Table 1 Scale of preference between two factors in AHP suggested by [15]
Full size table

CR can be calculated by ratio CI/RI, where RI stands for random index based on number of random samples [34] (Table 2). In the pair-wise comparison matrix, CR > 0.1 means there exists inconsistency and requires revision in the scale of preference [36]. The landslide susceptibility index (LSI) was calculated by adding all the scores obtained by multiplying weight of factor with rating of class as given in Eq. 5 [37].

$$LSI = \mathop \sum \limits_{j = 1}^{n} (W_{j} w_{ij} )$$
(5)

where LSI is the landslide susceptibility index, W j is the weight value of causative factor j, w ij is the weight value of class i in causative factor j, and n is the number of causative factors.

Table 2 Random Index values for the pairwise comparisons in AHP analysis (after [34])
Full size table

5 Results and discussion

The FR values were evaluated based on the Eq. 1 and the results are presented as supplementary material Table S1. The results depicts that, the topographical factors like slope (17°–25° and 25°–36°), slope aspect classes (north, southeast, northwest, east), convex slope, elevation ranges (734–1314, 1764–2065, 2065–2633 m) possess greater than 1 FR values and indicating the higher correlation than the other classes present in topographical factors. Charnockite class in lithology; builtup area, agricultural field-crop and tea plantation in LULC, denudational class in geomorphology; 0–140.625 m distance from drainage and 0–155.822 m distance from lineaments are having higher correlation with past landslide locations. The hierarchically ordered causative factors and its pair-wise comparison to evaluate the normalized weights are given in Table 3. Similarly, the pair-wise comparison of classes within the individual factors were evaluated and presented as supplementary material Table S2. The maximum eigen value, consistency index (CI), random index (RI), consistency ratio (CR) were also presented in the respective places in both the tables. The final score of the individual classes were calculated by multiplying the rating values of individual class with weight of individual factors.

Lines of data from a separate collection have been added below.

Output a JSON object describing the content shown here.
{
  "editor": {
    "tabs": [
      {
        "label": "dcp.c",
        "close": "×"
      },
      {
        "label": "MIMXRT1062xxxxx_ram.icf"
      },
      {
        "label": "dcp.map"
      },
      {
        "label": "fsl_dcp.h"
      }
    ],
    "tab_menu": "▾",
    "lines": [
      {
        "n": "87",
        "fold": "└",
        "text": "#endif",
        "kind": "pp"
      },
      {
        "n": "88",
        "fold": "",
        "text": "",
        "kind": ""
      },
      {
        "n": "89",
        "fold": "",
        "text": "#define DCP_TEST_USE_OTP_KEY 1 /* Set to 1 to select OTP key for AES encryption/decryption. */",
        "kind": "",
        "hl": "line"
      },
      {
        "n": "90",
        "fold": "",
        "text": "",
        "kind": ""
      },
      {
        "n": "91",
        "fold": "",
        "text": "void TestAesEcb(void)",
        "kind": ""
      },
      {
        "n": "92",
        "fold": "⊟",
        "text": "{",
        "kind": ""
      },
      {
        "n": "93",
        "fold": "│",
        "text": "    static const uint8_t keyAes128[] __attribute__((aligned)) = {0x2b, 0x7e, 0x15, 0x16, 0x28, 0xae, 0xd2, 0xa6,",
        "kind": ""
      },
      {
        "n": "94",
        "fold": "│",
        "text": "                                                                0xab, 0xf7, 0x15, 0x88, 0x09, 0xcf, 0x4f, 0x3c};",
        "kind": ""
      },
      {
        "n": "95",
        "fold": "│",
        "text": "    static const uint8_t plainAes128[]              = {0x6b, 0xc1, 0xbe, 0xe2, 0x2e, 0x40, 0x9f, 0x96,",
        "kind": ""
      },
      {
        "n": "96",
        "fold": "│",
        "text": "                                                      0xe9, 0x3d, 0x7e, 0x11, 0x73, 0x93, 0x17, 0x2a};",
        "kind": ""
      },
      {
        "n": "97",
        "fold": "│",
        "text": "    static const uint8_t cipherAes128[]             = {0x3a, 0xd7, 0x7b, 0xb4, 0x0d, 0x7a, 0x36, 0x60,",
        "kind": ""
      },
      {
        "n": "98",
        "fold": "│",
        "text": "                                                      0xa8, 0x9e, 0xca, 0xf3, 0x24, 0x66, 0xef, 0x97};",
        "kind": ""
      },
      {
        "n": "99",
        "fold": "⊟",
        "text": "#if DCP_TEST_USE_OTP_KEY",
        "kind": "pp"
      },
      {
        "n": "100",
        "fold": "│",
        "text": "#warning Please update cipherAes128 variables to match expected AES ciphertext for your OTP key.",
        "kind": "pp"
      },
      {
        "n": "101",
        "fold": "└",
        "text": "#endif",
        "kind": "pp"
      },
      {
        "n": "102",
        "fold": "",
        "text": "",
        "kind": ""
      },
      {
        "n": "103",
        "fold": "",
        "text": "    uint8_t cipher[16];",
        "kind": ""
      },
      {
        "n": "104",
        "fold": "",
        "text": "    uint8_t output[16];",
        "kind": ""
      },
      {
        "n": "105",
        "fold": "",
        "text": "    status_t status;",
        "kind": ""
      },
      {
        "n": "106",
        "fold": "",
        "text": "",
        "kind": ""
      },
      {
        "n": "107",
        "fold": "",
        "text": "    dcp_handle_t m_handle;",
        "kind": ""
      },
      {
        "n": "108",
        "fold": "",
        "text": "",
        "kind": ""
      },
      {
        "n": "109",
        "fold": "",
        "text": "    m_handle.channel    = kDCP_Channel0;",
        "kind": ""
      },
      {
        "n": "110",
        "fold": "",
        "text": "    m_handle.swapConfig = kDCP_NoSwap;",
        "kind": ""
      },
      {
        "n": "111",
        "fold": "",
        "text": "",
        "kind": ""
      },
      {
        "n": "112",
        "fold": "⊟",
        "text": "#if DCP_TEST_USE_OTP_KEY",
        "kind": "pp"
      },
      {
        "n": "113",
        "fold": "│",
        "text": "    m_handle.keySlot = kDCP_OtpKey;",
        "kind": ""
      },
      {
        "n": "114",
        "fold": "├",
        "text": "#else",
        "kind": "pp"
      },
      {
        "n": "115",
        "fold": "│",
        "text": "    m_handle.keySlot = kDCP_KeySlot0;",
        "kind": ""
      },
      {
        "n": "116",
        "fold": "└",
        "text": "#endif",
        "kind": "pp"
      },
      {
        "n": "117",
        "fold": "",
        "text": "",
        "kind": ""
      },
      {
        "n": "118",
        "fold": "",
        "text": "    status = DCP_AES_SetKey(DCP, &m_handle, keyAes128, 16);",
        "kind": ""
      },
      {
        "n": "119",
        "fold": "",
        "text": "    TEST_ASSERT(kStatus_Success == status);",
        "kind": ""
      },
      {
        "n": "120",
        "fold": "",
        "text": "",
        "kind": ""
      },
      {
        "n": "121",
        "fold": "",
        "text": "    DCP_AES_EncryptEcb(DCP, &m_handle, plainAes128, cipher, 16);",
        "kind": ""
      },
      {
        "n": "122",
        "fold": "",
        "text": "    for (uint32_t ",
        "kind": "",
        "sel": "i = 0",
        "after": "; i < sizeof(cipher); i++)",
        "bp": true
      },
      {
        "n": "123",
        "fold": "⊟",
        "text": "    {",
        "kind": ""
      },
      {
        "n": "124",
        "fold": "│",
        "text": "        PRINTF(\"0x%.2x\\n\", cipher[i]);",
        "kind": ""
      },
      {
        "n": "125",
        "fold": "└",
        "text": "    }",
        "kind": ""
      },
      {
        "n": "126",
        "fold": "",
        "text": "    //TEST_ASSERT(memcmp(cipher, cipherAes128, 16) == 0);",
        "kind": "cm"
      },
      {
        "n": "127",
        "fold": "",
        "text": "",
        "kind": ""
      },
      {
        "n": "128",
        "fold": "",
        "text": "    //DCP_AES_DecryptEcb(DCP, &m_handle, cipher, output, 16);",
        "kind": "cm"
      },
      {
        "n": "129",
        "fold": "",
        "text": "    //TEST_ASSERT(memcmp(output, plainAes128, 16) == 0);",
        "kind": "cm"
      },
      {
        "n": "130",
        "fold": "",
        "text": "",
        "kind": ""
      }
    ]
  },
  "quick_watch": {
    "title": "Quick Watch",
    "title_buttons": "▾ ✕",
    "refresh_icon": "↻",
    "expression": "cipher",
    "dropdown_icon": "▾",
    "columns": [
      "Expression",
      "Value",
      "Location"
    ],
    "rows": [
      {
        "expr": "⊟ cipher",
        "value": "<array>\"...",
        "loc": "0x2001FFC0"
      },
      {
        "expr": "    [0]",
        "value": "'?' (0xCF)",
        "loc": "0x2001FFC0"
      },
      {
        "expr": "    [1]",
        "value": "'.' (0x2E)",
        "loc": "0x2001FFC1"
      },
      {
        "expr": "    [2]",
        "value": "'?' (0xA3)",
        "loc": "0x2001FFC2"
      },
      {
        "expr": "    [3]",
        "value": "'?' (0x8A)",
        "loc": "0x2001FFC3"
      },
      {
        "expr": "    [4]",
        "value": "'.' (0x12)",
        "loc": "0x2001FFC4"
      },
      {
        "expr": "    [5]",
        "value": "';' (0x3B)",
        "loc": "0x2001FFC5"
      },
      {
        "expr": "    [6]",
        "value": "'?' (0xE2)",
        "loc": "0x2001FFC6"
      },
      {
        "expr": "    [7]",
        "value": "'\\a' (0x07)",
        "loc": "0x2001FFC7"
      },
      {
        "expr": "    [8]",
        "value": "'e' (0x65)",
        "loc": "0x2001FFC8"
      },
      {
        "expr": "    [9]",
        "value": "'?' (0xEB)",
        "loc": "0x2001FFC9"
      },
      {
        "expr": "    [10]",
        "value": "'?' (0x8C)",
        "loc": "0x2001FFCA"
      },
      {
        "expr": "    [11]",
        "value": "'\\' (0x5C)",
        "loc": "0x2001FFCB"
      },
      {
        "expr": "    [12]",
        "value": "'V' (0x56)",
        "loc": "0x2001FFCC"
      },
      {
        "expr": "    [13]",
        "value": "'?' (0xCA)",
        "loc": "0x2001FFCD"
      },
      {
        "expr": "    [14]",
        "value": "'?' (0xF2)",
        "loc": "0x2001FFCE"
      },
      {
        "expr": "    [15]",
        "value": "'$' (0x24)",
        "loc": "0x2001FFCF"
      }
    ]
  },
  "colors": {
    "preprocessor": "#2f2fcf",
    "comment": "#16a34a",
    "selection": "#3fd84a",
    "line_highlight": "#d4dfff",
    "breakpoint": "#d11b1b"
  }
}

Table 3 Pair-wise comparison matrix between the landslide influencing factors
Full size table

5.1 Geospatial integration: LSZ mapping

In the present study, we have processed and converted all the vector based thematic layers into raster format to match the nominal spatial resolution 10 m pixel size of IRS-LISS-IV multispectral satellite imagery using the spatial analysis tool in ArcGIS 10.1 software. Geospatial database of all the considered landslide influencing factors were converted into raster format using the respective FR values and scores calculated using the AHP method. The spatial integration of all the raster layers was carried out through raster calculator tool in ArcGIS 10.1 software. The final landslide susceptibility index (LSI) values were evaluated using the Eqs. 2 and 5. The statistics of LSI values using the FR model results the minimum (3.28), maximum (17.11), mean (10.00), and standard deviation (1.83) values. The LSI output of AHP method depicts the minimum, maximum, mean, and standard deviation values 0.07, 0.43, 0.21, and 0.05, respectively. The integrated LSI values range were reclassified using natural breaks into five susceptibility classes qualitatively viz. very high, high, moderate, low and very low (Fig. 5a, b). The resultant landslide susceptibility classes indicate that each class having some importance in the future landslide occurrences. The past landslide locations were integrated with reclassified LSZ map prepared by FR and AHP methods, to determine the percentage of landslides within individual susceptibility classes. In the FR method, 62.50 and 20.83% of past landslide locations fall in very high and high susceptibility classes respectively, whereas in AHP method it was 37.50 and 29.17%, respectively as given in the Table 4.

Fig. 5
figure 5

Landslide susceptibility maps: a frequency ratio, b analytical hierarchical process models

Full size image
Table 4 Percentage of past landslide (training) locations identified in the different landslide susceptibility classes of LSZ map prepared by the frequency ratio and analytical hierarchical process models
Full size table

5.2 Comparison and validation

The LSZ map was prepared by FR and AHP methods were validated using the Area Under Curve (AUC) method, which determines the prediction capability of model adopted [38]. In the present study, the success rate and prediction rate curves were derived to validate the LSZ maps. To determine the success rate and prediction rate of the model adopted, AUC method has been globally used by many researchers [39]. The AUC value near to 1.0 indicates the higher accuracy of the model, while the value close to 0.5 reflects the inaccuracy of the model [40]. To draw the success and prediction rate curve and determine the AUC value, the LSI value of both the models were reclassified into 100 classes and ordered in the descending order. Then the percentage of the pixels covered in the each class was calculated. Further, training and validation landslide dataset were intersected with 100 classes to identify the percentage of landslide pixels fall in individual class. Finally, the cumulative percentage of training landslides (success rate) and validation landslides (prediction rate) occurrence in each class were evaluated. The AUC value of success rate curve (Fig. 6a) for the FR and AHP models were evaluated using training landslide dataset as 0.7312 and 0.6470, respectively. The AUC value of prediction rate curve (Fig. 6b) for the FR and AHP models were evaluated using validation landslide dataset as 0.6279 and 0.5620, respectively, reveals that the FR model shows the higher prediction accuracy than the AHP model for the chosen study area. The higher prediction accuracy of FR method is due to weight deriving process in which the influence of each class was derived based on the relationship with past landslide occurrences. However, AHP method results less prediction accuracy due to the fact that the weight deriving process involved more subjectivity.

Fig. 6
figure 6

Graphical representation a success rate curves with AUC value derived using the landslide susceptibility index rank percentage and cumulative percentage of landslide (training) occurrence, b prediction rate curves with AUC value derived using the landslide susceptibility index rank percentage and cumulative percentage of landslide (validation) occurrence

Full size image

6 Conclusions

The present research work was carried out with the aim of performing LSZ mapping and to prove the application of probabilistic and subjective based method in LSZ mapping. The remote sensing, GIS, and GPS techniques were helpful in preparing the geospatial database of landslide influencing factors considered for the present study. In terms prediction accuracy, the AUC value of Frequency Ratio (FR) model was 0.6279, while the Analytical Hierarchical Process (AHP) model given the AUC value of 0.5620. The study depicts that the FR method has the higher prediction accuracy than the AUC model in the present study.